One of the things I wanted to move away from was my manually scripted backups. Under Linux backups are a generally simpler affair than on Windows; just tar & compress the file system, skipping a few folders like /proc and /tmp and you’re pretty much done, so I wrote a few simple scripts and left it at that, which has worked ok for a while, but as I started to want more complex backup strategies (different subsets sent to S3, etc), manually scripting everything was becoming tedious. I’d tried setting up Amanda before but found it a little overcomplicated for my needs (and reverted to scripts), so I decided to try Bacula this time.
In all it probably took me 3 evenings to get it set up the way I wanted, of which 2 were spent reading the Bacula manual and experimenting, and 1 was solely spent trying to get around an issue with mounting a remote drive on demand. I don’t use tape drives, because I think they’re overpriced and an unnecessary hassle for a small office setup; instead I send all my backups directly to a separate (RAIDed) NAS box, and replicate them to another machine for added resilience. I also upload a critical subset (encrypted) to Amazon S3 for emergency off-site recovery purposes; a removable external HD would be another option, but a) I’d have to keep taking it off-site all the time, and b) you’d really need 2 copies, because removable HDs are just not resilient enough unless they’re at least RAID1).

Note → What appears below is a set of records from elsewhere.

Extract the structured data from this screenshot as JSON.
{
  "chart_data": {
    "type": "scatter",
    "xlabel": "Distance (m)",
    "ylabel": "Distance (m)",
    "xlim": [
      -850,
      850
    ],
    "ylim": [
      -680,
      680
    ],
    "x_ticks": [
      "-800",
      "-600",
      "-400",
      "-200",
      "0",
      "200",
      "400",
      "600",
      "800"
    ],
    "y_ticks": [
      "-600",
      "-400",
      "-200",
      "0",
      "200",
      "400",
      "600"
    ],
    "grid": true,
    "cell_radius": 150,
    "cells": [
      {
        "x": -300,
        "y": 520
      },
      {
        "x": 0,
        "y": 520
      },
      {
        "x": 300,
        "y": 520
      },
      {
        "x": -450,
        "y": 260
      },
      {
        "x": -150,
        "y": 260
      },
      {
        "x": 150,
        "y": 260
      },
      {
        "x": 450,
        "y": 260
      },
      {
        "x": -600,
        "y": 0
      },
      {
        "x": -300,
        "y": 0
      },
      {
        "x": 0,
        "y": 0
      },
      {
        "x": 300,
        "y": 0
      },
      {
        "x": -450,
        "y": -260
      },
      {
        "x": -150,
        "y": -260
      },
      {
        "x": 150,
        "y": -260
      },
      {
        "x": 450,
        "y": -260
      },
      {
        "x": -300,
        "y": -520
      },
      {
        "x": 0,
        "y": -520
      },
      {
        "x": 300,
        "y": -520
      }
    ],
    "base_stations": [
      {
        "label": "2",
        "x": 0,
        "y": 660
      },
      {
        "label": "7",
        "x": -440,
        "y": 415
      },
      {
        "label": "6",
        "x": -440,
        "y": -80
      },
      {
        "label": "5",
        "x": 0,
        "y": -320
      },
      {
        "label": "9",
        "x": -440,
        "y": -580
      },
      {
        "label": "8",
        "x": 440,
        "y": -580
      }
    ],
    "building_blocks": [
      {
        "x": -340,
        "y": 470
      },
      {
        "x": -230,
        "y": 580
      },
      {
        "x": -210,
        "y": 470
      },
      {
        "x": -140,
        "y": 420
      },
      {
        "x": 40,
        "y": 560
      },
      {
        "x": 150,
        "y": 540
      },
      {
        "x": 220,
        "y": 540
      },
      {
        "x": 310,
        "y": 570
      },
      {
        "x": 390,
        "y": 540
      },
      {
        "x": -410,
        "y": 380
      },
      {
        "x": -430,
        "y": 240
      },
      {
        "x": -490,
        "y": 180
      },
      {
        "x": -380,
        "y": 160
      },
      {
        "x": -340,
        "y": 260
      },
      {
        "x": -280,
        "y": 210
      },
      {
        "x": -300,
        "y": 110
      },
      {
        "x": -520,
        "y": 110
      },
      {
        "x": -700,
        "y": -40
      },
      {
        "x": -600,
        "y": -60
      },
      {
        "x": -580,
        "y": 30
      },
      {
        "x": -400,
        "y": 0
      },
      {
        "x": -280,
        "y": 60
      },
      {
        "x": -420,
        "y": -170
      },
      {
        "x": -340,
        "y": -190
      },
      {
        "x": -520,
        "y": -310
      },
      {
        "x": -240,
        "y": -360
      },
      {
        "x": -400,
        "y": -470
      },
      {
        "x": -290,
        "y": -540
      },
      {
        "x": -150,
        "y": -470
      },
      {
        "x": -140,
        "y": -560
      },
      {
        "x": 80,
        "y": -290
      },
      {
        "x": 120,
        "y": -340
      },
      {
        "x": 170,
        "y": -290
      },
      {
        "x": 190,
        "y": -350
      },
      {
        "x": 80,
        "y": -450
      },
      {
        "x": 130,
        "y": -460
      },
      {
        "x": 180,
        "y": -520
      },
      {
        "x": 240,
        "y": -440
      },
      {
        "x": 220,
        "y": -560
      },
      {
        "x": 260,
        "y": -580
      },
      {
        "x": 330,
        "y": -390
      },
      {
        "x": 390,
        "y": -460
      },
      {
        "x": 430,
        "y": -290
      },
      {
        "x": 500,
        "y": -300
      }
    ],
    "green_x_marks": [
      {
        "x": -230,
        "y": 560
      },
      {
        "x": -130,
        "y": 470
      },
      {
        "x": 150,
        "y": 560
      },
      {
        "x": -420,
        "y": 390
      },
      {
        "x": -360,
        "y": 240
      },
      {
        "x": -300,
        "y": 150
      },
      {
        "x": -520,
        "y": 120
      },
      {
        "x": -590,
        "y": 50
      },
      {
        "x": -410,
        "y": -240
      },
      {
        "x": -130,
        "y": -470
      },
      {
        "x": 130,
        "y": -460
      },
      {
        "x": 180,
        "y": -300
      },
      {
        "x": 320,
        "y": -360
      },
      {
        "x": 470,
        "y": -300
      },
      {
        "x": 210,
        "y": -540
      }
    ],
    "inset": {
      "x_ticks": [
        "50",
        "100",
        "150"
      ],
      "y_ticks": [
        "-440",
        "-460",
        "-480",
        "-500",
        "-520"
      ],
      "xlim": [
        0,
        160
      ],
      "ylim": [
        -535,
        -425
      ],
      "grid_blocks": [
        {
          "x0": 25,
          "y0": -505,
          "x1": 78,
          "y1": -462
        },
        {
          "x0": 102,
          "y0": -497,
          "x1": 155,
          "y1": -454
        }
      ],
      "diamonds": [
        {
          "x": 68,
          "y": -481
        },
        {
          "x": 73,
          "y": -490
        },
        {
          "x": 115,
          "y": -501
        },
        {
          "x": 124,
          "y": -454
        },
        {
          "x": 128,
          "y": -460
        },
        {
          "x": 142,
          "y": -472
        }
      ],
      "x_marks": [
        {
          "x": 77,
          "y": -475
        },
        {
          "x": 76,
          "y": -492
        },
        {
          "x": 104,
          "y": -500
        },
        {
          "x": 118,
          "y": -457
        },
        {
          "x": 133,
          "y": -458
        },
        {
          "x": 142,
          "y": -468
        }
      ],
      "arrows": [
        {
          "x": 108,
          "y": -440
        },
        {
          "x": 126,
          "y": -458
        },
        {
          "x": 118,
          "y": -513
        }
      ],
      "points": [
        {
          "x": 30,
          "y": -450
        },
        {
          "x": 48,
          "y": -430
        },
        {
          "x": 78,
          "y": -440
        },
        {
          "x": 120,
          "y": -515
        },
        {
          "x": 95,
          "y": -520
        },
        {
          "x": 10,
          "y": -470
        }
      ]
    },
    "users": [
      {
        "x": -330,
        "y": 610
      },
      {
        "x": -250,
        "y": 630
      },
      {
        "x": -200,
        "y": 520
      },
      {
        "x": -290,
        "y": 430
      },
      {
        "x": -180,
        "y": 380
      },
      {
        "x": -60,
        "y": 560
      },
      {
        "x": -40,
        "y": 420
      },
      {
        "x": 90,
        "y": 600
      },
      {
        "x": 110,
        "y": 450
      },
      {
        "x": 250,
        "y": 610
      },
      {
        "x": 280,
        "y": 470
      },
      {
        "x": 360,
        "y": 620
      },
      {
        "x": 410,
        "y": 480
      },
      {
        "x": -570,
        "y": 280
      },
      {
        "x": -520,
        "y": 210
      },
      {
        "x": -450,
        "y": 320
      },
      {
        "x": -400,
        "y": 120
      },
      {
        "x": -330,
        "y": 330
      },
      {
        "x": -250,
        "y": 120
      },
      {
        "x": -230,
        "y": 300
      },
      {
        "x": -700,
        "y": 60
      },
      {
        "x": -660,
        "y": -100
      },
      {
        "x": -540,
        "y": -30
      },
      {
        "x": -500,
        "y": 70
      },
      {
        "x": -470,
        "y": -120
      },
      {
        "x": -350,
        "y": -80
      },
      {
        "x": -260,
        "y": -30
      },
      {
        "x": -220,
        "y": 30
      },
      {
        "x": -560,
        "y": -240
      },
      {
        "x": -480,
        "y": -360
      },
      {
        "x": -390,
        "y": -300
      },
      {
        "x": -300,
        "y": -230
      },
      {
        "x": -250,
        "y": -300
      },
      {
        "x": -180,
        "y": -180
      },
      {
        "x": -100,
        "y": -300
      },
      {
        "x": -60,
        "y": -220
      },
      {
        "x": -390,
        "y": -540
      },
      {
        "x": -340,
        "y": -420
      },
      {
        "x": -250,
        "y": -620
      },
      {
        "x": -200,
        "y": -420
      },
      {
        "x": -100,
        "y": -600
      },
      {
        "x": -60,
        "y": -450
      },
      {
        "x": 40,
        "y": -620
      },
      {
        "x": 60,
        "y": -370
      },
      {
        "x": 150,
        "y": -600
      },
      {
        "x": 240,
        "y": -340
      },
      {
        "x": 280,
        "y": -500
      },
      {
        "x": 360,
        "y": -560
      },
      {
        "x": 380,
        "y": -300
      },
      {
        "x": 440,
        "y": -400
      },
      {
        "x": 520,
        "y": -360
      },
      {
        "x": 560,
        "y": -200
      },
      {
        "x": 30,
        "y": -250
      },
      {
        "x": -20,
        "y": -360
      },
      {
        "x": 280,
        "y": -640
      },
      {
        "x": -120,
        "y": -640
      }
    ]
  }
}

The problem I had was getting the NAS box mounted on-demand for the backups; I do it over CIFS (Samba) - I could use NFS (since the NAS runs embedded Linux and has NFS support) but the nice thing about using CIFS is that I know I can redirect it to any machine in the office at any time if I need to, since everything supports it (including OS X and Windows), and I won’t start hitting new issues because of a protocol switch. Since we can’t rely on the NAS being mounted all the time (it may be taken offline from time to time), Bacula needs to mount it & unmount it on demand - this is what my manual scripts used to do. Bacula seemed to support this via the “Requires Mount=yes” option on the storage device, and being able to define mount and unmount commands, but I could never get this to work, despite trying for most of an evening (it would just complain about the device not being mounted, and seemingly not try to run the specified mount commands). In the end, I used a much better overall approach anyway, by using autofs to auto-mount the NAS box when a specific path is accessed, and unmount it after a period of no use. That solved the problem in Bacula (I could just point it at a path and let autofs handle the rest), and also meant it’s much easier to browse the NAS from this machine generally.
So, now I have it set up, I’m really quite pleased with it. It supports on the fly compression but does it per file (unlike how you would do it with tar, which is on the whole archive) which makes it a little more reassuring that you wouldn’t lose as much in the case of a limited data corruption. The backup schedules and volume recycling configuration are really very powerful, and they have features in there which make doing backups to disk systems rather than tapes very convenient. The visibility is generally a lot better than my manual scripts, restoring is easier, it’s easier to keep on top of the space used with the recycling, and it’s far easier to manage a ‘deeper’ full/incremental policy without making your restore process harder. Plus, I have a queryable log of everything (rather than just cron logs and notification emails) which feeds metadata into the restore process as you’d expect. Good stuff - all the kinds of features you’d expect from a commercial backup solution.
Since I don’t install X on my servers, I had to configure everything with a text editor rather than the GUI Qt tool (‘bat’), but really it wasn’t a big deal. Once you understood the concepts, the text configuration was really quite straightforward (and well commented), as most good Linux server apps are. Of course, I can run the GUI on my Windows or Mac desktops too, and configure the scheduler remotely from there. I haven’t tried that yet.
So far, Bacula seems like a great solution for small office backups.